The developer informed the Rhode Island Energy Facilities Siting Board of its intention in pre-filed testimony on Friday. The Providence Journal first reported about the shift Monday afternoon.
SouthCoast Wind is effectively turning to the same playbook that another major wind developer, Commonwealth Wind, deployed after concluding that its own 1,200 megawatt installation “cannot be financed and built” under existing contract terms.
Commonwealth Wind in December filed a motion with the Department of Public Utilities asking regulators to scrap the power purchase agreements the developer and utility companies previously reached. The DPU rejected that proposal and sought to uphold the contracts, and the matter is now under appeal.
Officials for both projects are betting that by backing out and launching a new bid in the next solicitation round this summer, they can get selected once again with more favorable financial terms.
Slingsby said SouthCoast Wind officials “believe our project can deliver more than enough clean power for every home in Rhode Island” and for South Coast homes in Massachusetts “potentially ahead of other projects in development.”
“In fact, we expect to have our federal permit in hand at the end of this year,” Slingsby said. “In addition, our project will help meet state, regional and national climate goals, which at present are in jeopardy of falling short of target.”

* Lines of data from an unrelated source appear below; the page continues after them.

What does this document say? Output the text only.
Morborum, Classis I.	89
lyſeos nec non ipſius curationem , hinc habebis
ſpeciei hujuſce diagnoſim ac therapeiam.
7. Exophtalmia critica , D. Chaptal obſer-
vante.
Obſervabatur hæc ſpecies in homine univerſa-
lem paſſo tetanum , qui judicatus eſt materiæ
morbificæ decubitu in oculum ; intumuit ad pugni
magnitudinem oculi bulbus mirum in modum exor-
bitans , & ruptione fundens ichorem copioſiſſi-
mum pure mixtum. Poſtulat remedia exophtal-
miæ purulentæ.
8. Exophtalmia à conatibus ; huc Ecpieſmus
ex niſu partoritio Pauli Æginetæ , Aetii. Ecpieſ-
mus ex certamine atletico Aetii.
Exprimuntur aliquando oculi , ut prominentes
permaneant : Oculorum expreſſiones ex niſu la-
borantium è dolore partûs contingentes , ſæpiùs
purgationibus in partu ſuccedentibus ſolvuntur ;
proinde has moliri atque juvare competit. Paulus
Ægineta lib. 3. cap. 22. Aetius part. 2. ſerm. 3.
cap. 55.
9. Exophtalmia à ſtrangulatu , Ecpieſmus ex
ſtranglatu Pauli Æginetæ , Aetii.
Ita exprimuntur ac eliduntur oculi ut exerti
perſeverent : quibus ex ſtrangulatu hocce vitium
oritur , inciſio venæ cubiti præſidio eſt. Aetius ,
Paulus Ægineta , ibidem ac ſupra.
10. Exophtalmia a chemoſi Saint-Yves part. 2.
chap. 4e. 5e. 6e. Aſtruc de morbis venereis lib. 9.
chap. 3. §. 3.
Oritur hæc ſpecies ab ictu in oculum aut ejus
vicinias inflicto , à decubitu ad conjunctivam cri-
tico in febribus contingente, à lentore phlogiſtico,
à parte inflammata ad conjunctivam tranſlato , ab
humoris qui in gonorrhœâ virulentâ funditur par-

Through three rounds of bidding — one in 2017, one in 2019 and one in 2021 — Massachusetts has procured a total of 3,200 megawatts of capacity for offshore wind power. Commonwealth Wind and SouthCoast Wind scrapping their contracts would cut that pipeline by three-quarters.

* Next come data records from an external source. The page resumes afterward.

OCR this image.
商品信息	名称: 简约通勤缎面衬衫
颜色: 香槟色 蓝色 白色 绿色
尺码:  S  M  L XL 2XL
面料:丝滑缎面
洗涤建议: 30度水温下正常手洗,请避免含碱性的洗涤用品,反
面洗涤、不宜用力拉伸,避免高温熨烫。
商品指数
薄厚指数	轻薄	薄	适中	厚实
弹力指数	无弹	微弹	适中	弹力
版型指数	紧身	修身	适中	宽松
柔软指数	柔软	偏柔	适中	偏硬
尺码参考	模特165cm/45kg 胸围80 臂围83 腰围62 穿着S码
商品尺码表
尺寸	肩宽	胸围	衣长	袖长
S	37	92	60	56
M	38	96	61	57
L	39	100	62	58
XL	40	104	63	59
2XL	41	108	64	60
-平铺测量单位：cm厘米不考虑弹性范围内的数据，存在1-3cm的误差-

Slingsby said SouthCoast Wind “recently initiated discussions” with state regulators and utility companies about spiking the contracts, and a DPU spokesperson said Monday that the developer has not yet filed any formal paperwork.
“We encourage all parties to find clarity on the next steps before the fourth offshore wind solicitation becomes active,” DPU spokesperson Maria Hardiman said.
The Healey administration took uncertainty about the pair of previously approved wind projects into consideration when it drafted a request for proposals for the upcoming fourth offshore wind procurement. Previous procurements have drawn just a handful of bidders.
The administration proposed adding between 400 MW and 3,600 MW more wind power in the next round, much of which might be backfilling prior capacity if both Commonwealth Wind and SouthCoast Wind indeed back out. Officials also sought to add language taking into account a bidder’s “experience and track record” when considering new wind proposals, including “consideration of any project that has been delayed, failed, substantively amended, defaulted under, withdrawn, agreed to termination, or otherwise did not proceed.”
Sen. Mike Barrett, one of the Legislature’s point people on clean energy and offshore wind, said he does not see SouthCoast Wind’s push to cancel its contracts as a massive blow to the state’s climate goals.
“Losing something from our pace doesn’t mean that we lose the race. We can endure an extra two years of delay, as long as every single megawatt we’re counting on ultimately gets generated,” Barrett, who co-chairs the Telecommunications, Utilities and Energy Committee, told the News Service. “I’m not thrown by the prospect of delay. The world really has changed since the Ukraine [invasion], the inflationary spike, and the supply chain upsets. There’s no sense in pretending as if those things didn’t happen. We’re slowing down, but we’re still going to finish the course.”
Some elected officials, particularly in the House, have been voicing concerns that Massachusetts is losing its offshore wind competitive edge as other states like New Jersey take significant steps.